Price vs. Numeric Features (Scatter Plot)
- Goal: Investigate how continuous numerical variables like Ram (or extracted CPU clock speed, Weight) correlate with Price.
- Axes: Set Ram , CPU or Weight (numerical) on the X-axis and Price on the Y-axis.
- Overplotting: Apply semi-transparency to handle overlapping points, and overlay a shaded region or density contours using ggdensityor something else to observe where the bulk of the market lies.
Price vs. Categorical Features (Distribution Plot)
- Goal: Observe the price variance across discrete categories like Company (Brand) and TypeName (Laptop Type).
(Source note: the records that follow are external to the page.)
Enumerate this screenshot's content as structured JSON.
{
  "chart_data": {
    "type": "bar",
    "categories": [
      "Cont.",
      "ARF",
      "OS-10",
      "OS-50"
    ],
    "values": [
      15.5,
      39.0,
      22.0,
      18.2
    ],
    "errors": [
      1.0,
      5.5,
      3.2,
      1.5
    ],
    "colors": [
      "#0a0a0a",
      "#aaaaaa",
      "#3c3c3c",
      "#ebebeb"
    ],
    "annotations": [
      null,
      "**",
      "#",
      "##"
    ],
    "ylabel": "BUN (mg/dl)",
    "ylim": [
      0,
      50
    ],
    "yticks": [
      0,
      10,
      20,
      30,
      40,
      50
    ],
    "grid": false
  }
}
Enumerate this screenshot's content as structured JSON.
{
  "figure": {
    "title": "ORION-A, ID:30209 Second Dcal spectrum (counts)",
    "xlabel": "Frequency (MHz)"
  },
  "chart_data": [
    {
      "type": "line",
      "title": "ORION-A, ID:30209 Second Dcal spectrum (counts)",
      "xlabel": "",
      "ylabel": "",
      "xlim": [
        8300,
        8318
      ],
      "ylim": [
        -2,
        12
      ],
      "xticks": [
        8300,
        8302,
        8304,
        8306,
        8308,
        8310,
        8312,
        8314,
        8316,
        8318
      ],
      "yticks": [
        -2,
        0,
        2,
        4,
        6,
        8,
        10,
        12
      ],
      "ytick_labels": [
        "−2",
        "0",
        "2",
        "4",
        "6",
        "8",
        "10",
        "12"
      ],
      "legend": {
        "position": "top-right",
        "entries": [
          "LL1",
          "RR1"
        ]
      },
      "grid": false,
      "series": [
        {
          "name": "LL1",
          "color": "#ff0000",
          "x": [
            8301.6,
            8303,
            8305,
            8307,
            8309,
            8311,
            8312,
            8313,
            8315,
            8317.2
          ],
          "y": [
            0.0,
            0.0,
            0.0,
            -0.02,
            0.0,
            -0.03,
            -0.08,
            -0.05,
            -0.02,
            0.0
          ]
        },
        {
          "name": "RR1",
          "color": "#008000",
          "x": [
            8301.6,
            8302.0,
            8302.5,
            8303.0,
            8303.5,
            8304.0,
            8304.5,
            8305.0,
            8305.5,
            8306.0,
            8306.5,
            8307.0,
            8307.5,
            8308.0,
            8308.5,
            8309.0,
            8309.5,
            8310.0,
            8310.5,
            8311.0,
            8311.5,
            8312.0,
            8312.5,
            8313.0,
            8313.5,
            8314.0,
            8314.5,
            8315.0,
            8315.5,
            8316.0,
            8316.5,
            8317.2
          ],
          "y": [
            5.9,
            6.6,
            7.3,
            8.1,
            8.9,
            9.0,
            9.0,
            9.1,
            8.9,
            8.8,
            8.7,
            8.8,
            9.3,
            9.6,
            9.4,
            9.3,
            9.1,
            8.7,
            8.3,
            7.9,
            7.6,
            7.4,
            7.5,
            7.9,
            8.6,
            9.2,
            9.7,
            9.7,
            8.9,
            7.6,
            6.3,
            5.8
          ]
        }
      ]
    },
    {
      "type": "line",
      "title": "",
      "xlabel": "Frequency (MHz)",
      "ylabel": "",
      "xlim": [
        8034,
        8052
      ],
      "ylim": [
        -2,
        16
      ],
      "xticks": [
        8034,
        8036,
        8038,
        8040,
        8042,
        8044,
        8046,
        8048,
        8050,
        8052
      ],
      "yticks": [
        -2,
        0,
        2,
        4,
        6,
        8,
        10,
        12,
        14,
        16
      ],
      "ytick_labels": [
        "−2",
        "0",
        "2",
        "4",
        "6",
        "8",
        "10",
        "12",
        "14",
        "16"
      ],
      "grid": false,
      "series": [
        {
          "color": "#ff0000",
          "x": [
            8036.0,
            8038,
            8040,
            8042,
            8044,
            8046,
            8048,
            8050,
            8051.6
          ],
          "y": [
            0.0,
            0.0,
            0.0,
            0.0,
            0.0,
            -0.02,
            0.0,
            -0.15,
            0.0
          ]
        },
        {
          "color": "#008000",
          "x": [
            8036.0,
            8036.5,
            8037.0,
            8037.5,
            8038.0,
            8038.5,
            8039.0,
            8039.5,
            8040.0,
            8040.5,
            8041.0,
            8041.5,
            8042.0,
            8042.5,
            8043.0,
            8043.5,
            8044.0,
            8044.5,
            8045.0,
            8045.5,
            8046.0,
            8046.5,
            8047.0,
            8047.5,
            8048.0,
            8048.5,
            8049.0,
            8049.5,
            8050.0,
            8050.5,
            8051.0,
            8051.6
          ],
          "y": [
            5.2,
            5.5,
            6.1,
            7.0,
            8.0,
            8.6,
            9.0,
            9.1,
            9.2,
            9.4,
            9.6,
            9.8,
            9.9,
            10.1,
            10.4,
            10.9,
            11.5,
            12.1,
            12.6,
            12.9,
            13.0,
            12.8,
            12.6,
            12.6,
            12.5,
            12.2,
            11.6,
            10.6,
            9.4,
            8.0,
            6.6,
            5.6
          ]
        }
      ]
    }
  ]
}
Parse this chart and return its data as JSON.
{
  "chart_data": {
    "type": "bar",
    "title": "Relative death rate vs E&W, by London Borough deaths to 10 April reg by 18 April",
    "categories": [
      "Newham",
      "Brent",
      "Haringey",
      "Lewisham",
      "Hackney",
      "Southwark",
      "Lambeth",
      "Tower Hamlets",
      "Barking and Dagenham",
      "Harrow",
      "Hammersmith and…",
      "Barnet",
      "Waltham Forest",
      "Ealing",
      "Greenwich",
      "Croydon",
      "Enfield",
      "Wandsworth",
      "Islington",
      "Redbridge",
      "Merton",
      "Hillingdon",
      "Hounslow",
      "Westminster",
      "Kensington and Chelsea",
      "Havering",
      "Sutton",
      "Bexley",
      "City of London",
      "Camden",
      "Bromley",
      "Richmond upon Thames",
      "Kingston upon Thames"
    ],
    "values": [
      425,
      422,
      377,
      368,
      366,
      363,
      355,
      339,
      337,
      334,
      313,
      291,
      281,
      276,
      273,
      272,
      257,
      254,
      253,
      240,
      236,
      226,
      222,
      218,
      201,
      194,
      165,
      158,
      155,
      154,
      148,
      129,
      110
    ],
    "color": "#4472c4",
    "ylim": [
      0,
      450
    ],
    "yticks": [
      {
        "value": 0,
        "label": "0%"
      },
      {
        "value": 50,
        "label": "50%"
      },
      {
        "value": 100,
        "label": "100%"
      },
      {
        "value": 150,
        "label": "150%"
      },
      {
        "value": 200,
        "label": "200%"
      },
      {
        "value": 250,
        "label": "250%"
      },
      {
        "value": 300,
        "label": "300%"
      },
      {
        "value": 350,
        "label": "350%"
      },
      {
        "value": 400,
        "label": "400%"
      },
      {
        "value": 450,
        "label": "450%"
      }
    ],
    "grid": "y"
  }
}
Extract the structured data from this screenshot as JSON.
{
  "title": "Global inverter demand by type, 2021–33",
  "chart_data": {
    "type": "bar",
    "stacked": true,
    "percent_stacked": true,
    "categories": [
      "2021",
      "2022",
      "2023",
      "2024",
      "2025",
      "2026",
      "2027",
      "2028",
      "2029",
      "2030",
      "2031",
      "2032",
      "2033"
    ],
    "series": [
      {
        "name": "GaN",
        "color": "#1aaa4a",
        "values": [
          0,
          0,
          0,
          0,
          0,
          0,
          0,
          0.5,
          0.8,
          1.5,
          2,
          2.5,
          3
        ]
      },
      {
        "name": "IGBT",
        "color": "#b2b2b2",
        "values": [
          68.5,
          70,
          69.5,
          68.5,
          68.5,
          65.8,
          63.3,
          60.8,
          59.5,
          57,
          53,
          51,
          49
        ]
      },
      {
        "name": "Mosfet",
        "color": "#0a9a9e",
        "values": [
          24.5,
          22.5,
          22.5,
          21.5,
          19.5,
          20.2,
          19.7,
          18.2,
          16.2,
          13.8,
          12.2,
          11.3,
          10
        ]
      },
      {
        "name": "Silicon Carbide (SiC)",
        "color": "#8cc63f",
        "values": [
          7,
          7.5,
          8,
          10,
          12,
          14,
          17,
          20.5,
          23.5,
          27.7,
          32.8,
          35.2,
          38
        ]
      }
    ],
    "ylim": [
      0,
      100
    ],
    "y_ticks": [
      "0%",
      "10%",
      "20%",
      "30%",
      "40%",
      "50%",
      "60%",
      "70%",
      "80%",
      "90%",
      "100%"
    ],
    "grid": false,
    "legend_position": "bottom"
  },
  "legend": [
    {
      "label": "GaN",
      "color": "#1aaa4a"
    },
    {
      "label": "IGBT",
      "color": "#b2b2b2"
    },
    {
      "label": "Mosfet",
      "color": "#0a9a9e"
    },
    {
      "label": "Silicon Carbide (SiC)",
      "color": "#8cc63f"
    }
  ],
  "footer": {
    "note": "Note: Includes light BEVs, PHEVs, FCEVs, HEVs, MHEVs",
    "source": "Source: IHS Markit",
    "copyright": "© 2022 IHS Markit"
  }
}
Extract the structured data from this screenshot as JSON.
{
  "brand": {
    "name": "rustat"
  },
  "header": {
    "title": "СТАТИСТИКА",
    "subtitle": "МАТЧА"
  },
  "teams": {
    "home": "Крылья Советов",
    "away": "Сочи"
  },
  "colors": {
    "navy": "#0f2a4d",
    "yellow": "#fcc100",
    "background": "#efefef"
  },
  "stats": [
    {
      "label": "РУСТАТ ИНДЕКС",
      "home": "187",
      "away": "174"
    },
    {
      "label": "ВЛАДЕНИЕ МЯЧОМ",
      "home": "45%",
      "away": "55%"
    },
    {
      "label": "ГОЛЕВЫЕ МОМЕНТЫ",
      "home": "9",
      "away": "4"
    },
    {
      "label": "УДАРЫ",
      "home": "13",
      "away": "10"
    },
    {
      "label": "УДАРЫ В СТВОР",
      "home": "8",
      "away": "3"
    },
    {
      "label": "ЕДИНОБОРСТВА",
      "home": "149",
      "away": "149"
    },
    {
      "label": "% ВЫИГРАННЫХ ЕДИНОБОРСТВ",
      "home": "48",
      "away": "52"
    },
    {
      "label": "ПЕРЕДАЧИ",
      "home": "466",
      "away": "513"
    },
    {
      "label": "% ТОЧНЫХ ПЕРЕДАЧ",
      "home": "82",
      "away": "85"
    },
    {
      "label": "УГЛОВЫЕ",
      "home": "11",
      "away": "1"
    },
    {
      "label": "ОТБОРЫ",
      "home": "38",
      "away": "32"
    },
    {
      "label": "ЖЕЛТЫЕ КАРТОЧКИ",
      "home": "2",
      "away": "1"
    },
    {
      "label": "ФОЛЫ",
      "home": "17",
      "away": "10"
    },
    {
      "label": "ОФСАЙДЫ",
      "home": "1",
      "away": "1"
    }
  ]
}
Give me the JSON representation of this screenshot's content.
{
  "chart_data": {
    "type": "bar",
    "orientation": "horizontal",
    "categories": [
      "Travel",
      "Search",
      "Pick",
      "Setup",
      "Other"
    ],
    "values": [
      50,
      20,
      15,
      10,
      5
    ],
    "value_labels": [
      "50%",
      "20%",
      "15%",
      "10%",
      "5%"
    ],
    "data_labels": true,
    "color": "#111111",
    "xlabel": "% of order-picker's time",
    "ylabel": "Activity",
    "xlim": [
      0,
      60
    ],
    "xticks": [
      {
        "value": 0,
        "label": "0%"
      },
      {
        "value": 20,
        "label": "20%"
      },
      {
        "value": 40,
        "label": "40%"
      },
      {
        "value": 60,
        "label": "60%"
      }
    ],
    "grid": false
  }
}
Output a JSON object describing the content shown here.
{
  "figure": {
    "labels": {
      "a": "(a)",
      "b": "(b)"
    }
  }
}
- Refinement (Violine over Boxplot): Instead of a simple bar chart or box plot, request a Violine Plot for each brand/type to show the full probability density and multi-modality of prices.
Price Distribution Overlap (Ridgeline Plot)
- Goal: Compare the overall price profile across the most common laptop types (Notebook, Ultrabook, Gaming).
- Specification: Plot a baseline price histogram for the entire dataset, and overlay a Ridgeline Plot split by TypeName right on top, allowing an immediate visual comparison of price peaks between standard notebooks and premium segments.